Objectives

This project consists in a design methodology and cost-effective implementing solution for reverse engineering of complex-shaped objects using interlaced numeric and adaptive machining control.

Currently the interest is to find low-cost solutions replacing with sufficient accuracy the sophisticated mathematical CNC processors which describe the 3D complex surfaces or shapes, being then mapped to G-code by CNC post processors.

1. The first project objective consists in the study of the data acquisition system using the short range laser scanner. There are several possibilities of object inspection that are considered. It will be analyzed the performances of the laser scanner and its limitations. It will be developed a software simulation of the scanning process from multiple viewpoints, using a robotic arm for automatic orientation of the laser scanner.

2. The data acquisition system is composed by the laser scanner and the 6 d.o.f robotic arm. There will be designed and implemented command strategies based on raster patterns for the robotic manipulator for multiple viewpoints scanning and collision avoidance. The data noise removal, data thinning and registration is performed by an implemented software module. The next step consists in the 3D model reconstruction based on depth map images and processing them for surface machining.

3. Depth map images obtained by laser scanning acquisition techniques are used for generating the machining toolpaths. There will be designed algorithms for roughing and finishing machining toolpaths. The tool compensation is done by generating the depth map image and processing the depth map model of the object using the obtained structural model.

4. The obtained machining toolpaths must be optimized in order to reduce the tool wear and execution time, but also for assuring the quality of the machined surfaces. There will be implemented a strategy for roughing toolpaths of spiral type, with plunging number reduced and avoiding sharp angles for reducing the cutting force and off-machining movements time. For the finishing stage are used isoparametric adaptive curves generated in X, Y and Z plane. The finishing strategy will consider different sizes tools, for the details of the machined surface.

5. To optimize the production process it will be implemented an adaptive, autonomous and self-learning control system. There are two adaptive control strategies considered (Manual and Automatic). It will be elaborated the complete mathematical models of the milling process. There will be established the complete set of constraints associated to the milling regimes, tool types and machining technologies. It will be studied the adaptive techniques of the milling regimes for tool machine. There must be characterized the machine load and the strategies of adaptive constraints control.

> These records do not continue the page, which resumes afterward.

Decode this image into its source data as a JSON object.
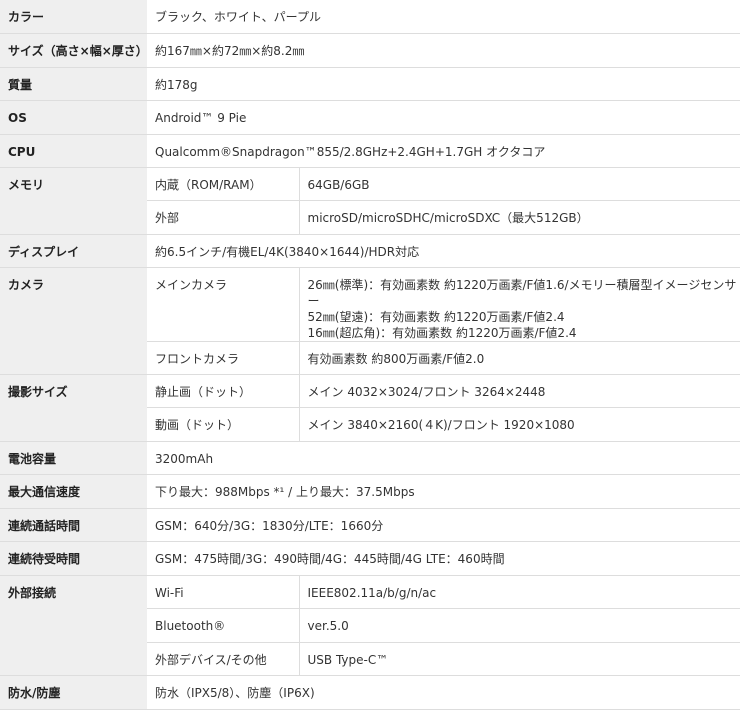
{
  "rows": {
    "color": {
      "label": "カラー",
      "value": "ブラック、ホワイト、パープル"
    },
    "size": {
      "label": "サイズ（高さ×幅×厚さ）",
      "value": "約167㎜×約72㎜×約8.2㎜"
    },
    "weight": {
      "label": "質量",
      "value": "約178g"
    },
    "os": {
      "label": "OS",
      "value": "Android™ 9 Pie"
    },
    "cpu": {
      "label": "CPU",
      "value": "Qualcomm®Snapdragon™855/2.8GHz+2.4GH+1.7GH オクタコア"
    },
    "memory": {
      "label": "メモリ",
      "internal_label": "内蔵（ROM/RAM）",
      "internal_value": "64GB/6GB",
      "external_label": "外部",
      "external_value": "microSD/microSDHC/microSDXC（最大512GB）"
    },
    "display": {
      "label": "ディスプレイ",
      "value": "約6.5インチ/有機EL/4K(3840×1644)/HDR対応"
    },
    "camera": {
      "label": "カメラ",
      "main_label": "メインカメラ",
      "main_value": "26㎜(標準)：有効画素数 約1220万画素/F値1.6/メモリー積層型イメージセンサー\n52㎜(望遠)：有効画素数 約1220万画素/F値2.4\n16㎜(超広角)：有効画素数 約1220万画素/F値2.4",
      "front_label": "フロントカメラ",
      "front_value": "有効画素数 約800万画素/F値2.0"
    },
    "capture": {
      "label": "撮影サイズ",
      "still_label": "静止画（ドット）",
      "still_value": "メイン 4032×3024/フロント 3264×2448",
      "video_label": "動画（ドット）",
      "video_value": "メイン 3840×2160(４K)/フロント 1920×1080"
    },
    "battery": {
      "label": "電池容量",
      "value": "3200mAh"
    },
    "speed": {
      "label": "最大通信速度",
      "value": "下り最大：988Mbps *¹ / 上り最大：37.5Mbps"
    },
    "talk": {
      "label": "連続通話時間",
      "value": "GSM：640分/3G：1830分/LTE：1660分"
    },
    "standby": {
      "label": "連続待受時間",
      "value": "GSM：475時間/3G：490時間/4G：445時間/4G LTE：460時間"
    },
    "ext": {
      "label": "外部接続",
      "wifi_label": "Wi-Fi",
      "wifi_value": "IEEE802.11a/b/g/n/ac",
      "bt_label": "Bluetooth®",
      "bt_value": "ver.5.0",
      "dev_label": "外部デバイス/その他",
      "dev_value": "USB Type-C™"
    },
    "water": {
      "label": "防水/防塵",
      "value": "防水（IPX5/8）、防塵（IP6X)"
    }
  }
}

6. There will be developed a knowledge-based, self-learning MAC (Manual Adaptive Control) fuzzy system based on sensors fusion and Observation-Prediction-Strategy techniques. It is necessary to implement a relational data-base with the components: materials, tools, technologies, regimes and constraints.

7. There will be determined the cost functions for machine productivity and tool life cycle characterizations. There will be developed and implemented methods used for real-time updating machining parameters is based on nonlinear, inequality constrained multivariable optimal control (ACO) and modelling of the cutting process.